KGI Securities (Thailand) projects the SET Index to reach 1,430 by the end of 2026—a 14% upside from current levels, though the brokerage firm remains cautious about the first quarter of the year, expecting the Thai market to trade within a narrow range amid several challenges.
For 1Q26, KGI suggests investors favor large-cap defensive and high-dividend-yield stocks, citing weak macroeconomic momentum, political uncertainty due to the parliamentary dissolution and upcoming elections, and potential volatility in Delta Electronics (Thailand) (DELTA) as factors restraining near-term gain.
The ongoing political vacuum following Prime Minister Anutin Charnvirakul’s decision to dissolve Parliament earlier than anticipated has added uncertainty to the election timeline, particularly in light of Thailand-Cambodia tensions. Meanwhile, DELTA’s significant index weight and tight valuations could introduce further market volatility.
On the global front, KGI notes a relatively positive backdrop, expecting U.S. reciprocal tariffs to have a limited effect on worldwide economic growth, while the investment cycle in AI and data centers supports the global technology sector.
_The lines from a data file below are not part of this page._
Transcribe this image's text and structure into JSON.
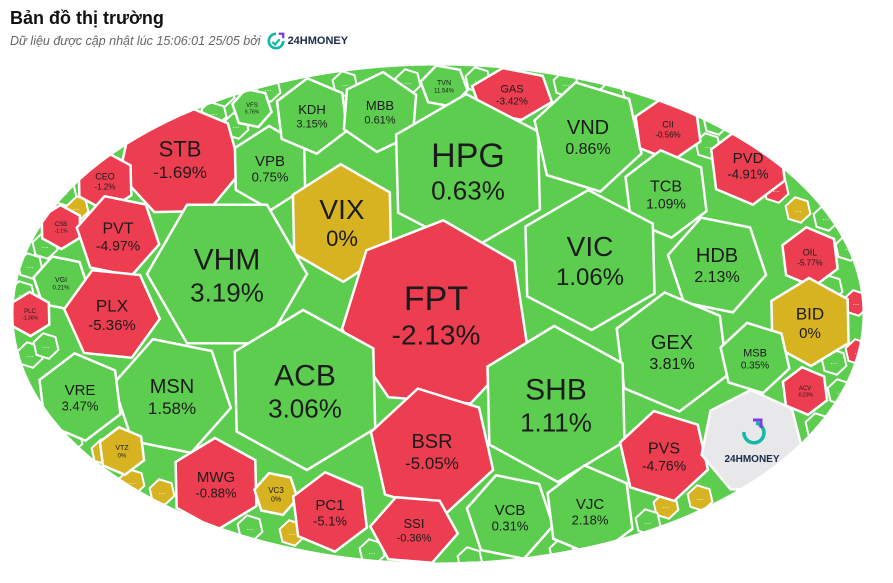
{
  "header": {
    "title": "Bản đồ thị trường",
    "subtitle": "Dữ liệu được cập nhật lúc 15:06:01 25/05 bởi",
    "brand": "24HMONEY"
  },
  "colors": {
    "up": "#5ccd4f",
    "down": "#ec3d51",
    "flat": "#d7b221",
    "brand_teal": "#14b8a6",
    "brand_purple": "#7c3aed",
    "border": "#ffffff"
  },
  "tiles": [
    {
      "ticker": "STB",
      "change": "-1.69%",
      "state": "down"
    },
    {
      "ticker": "VPB",
      "change": "0.75%",
      "state": "up"
    },
    {
      "ticker": "KDH",
      "change": "3.15%",
      "state": "up"
    },
    {
      "ticker": "MBB",
      "change": "0.61%",
      "state": "up"
    },
    {
      "ticker": "TVN",
      "change": "11.54%",
      "state": "up"
    },
    {
      "ticker": "GAS",
      "change": "-3.42%",
      "state": "down"
    },
    {
      "ticker": "VFS",
      "change": "6.76%",
      "state": "up"
    },
    {
      "ticker": "HPG",
      "change": "0.63%",
      "state": "up"
    },
    {
      "ticker": "VND",
      "change": "0.86%",
      "state": "up"
    },
    {
      "ticker": "CII",
      "change": "-0.56%",
      "state": "down"
    },
    {
      "ticker": "CEO",
      "change": "-1.2%",
      "state": "down"
    },
    {
      "ticker": "VIX",
      "change": "0%",
      "state": "flat"
    },
    {
      "ticker": "TCB",
      "change": "1.09%",
      "state": "up"
    },
    {
      "ticker": "PVD",
      "change": "-4.91%",
      "state": "down"
    },
    {
      "ticker": "CSB",
      "change": "-1.1%",
      "state": "down"
    },
    {
      "ticker": "PVT",
      "change": "-4.97%",
      "state": "down"
    },
    {
      "ticker": "VHM",
      "change": "3.19%",
      "state": "up"
    },
    {
      "ticker": "VIC",
      "change": "1.06%",
      "state": "up"
    },
    {
      "ticker": "HDB",
      "change": "2.13%",
      "state": "up"
    },
    {
      "ticker": "OIL",
      "change": "-5.77%",
      "state": "down"
    },
    {
      "ticker": "VGI",
      "change": "0.21%",
      "state": "up"
    },
    {
      "ticker": "FPT",
      "change": "-2.13%",
      "state": "down"
    },
    {
      "ticker": "PLX",
      "change": "-5.36%",
      "state": "down"
    },
    {
      "ticker": "BID",
      "change": "0%",
      "state": "flat"
    },
    {
      "ticker": "PLC",
      "change": "-1.36%",
      "state": "down"
    },
    {
      "ticker": "GEX",
      "change": "3.81%",
      "state": "up"
    },
    {
      "ticker": "MSB",
      "change": "0.35%",
      "state": "up"
    },
    {
      "ticker": "MSN",
      "change": "1.58%",
      "state": "up"
    },
    {
      "ticker": "ACB",
      "change": "3.06%",
      "state": "up"
    },
    {
      "ticker": "SHB",
      "change": "1.11%",
      "state": "up"
    },
    {
      "ticker": "VRE",
      "change": "3.47%",
      "state": "up"
    },
    {
      "ticker": "ACV",
      "change": "-0.23%",
      "state": "down"
    },
    {
      "ticker": "BSR",
      "change": "-5.05%",
      "state": "down"
    },
    {
      "ticker": "VTZ",
      "change": "0%",
      "state": "flat"
    },
    {
      "ticker": "PVS",
      "change": "-4.76%",
      "state": "down"
    },
    {
      "ticker": "MWG",
      "change": "-0.88%",
      "state": "down"
    },
    {
      "ticker": "VC3",
      "change": "0%",
      "state": "flat"
    },
    {
      "ticker": "PC1",
      "change": "-5.1%",
      "state": "down"
    },
    {
      "ticker": "VCB",
      "change": "0.31%",
      "state": "up"
    },
    {
      "ticker": "VJC",
      "change": "2.18%",
      "state": "up"
    },
    {
      "ticker": "SSI",
      "change": "-0.36%",
      "state": "down"
    }
  ],
  "small_tiles": [
    {
      "label": "...",
      "state": "up"
    },
    {
      "label": "...",
      "state": "down"
    },
    {
      "label": "...",
      "state": "flat"
    }
  ]
}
The analyst forecasts a more aggressive monetary easing than market consensus, anticipating the U.S. Federal Reserve will reduce rates by 75 basis points to 3.00% and the Bank of Thailand by 50 basis points to 0.75% by year-end 2026. GDP growth for Thailand is projected at 1.9% in 2025 and 1.4% in 2026.
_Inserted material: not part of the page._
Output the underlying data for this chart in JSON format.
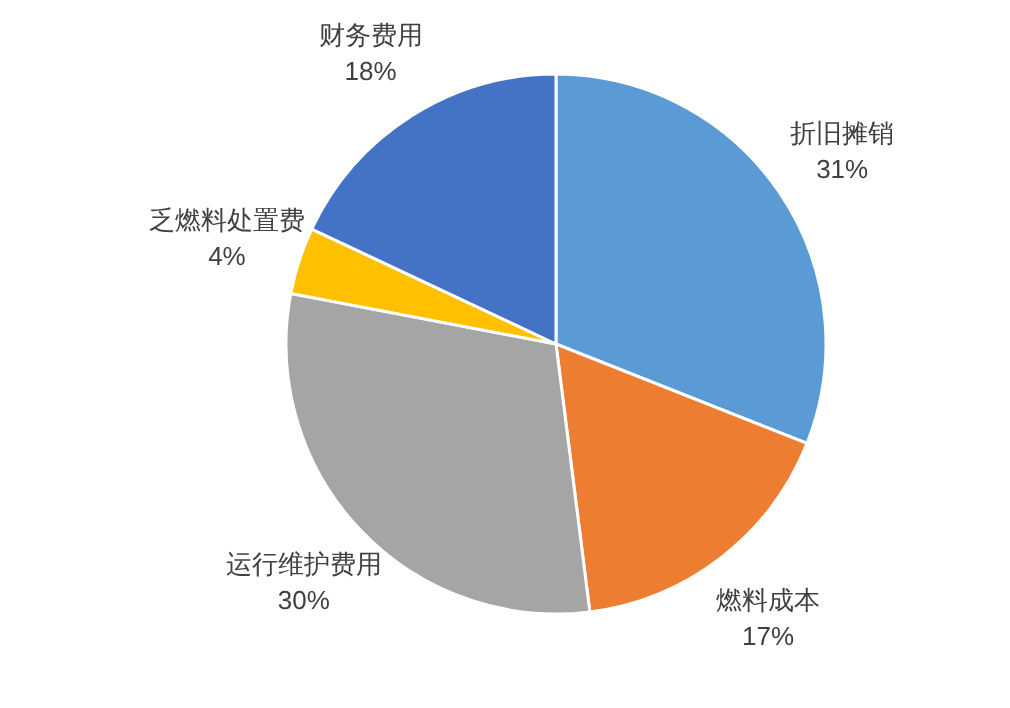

For stock selection in the first quarter of 2026, KGI recommends large-cap defensive dividend plays such as Advanced Info Service (ADVANC), Kasikornbank (KBANK), and PTT. Interest rate-sensitive stocks with solid dividends, like AP (Thailand) (AP), and construction company Stecon Group (STECON)—which may benefit from post-election clarity—are also highlighted.
The outlook turns more constructive for the second half of 2026, as KGI anticipates a stronger market after a new government is established and the effects of monetary easing become more pronounced.
Notably, the Thai baht is expected to appreciate further, potentially averaging 32.0 per US dollar compared to 32.8 in 2025, with strong prospects for increased emerging market and Thai equity inflows later in the year.
Sectors such as consumer and tourism, which were heavily impacted in 2025, could see recovery in 2026, although the brokerage has not yet selected specific picks for these industries in early 2026.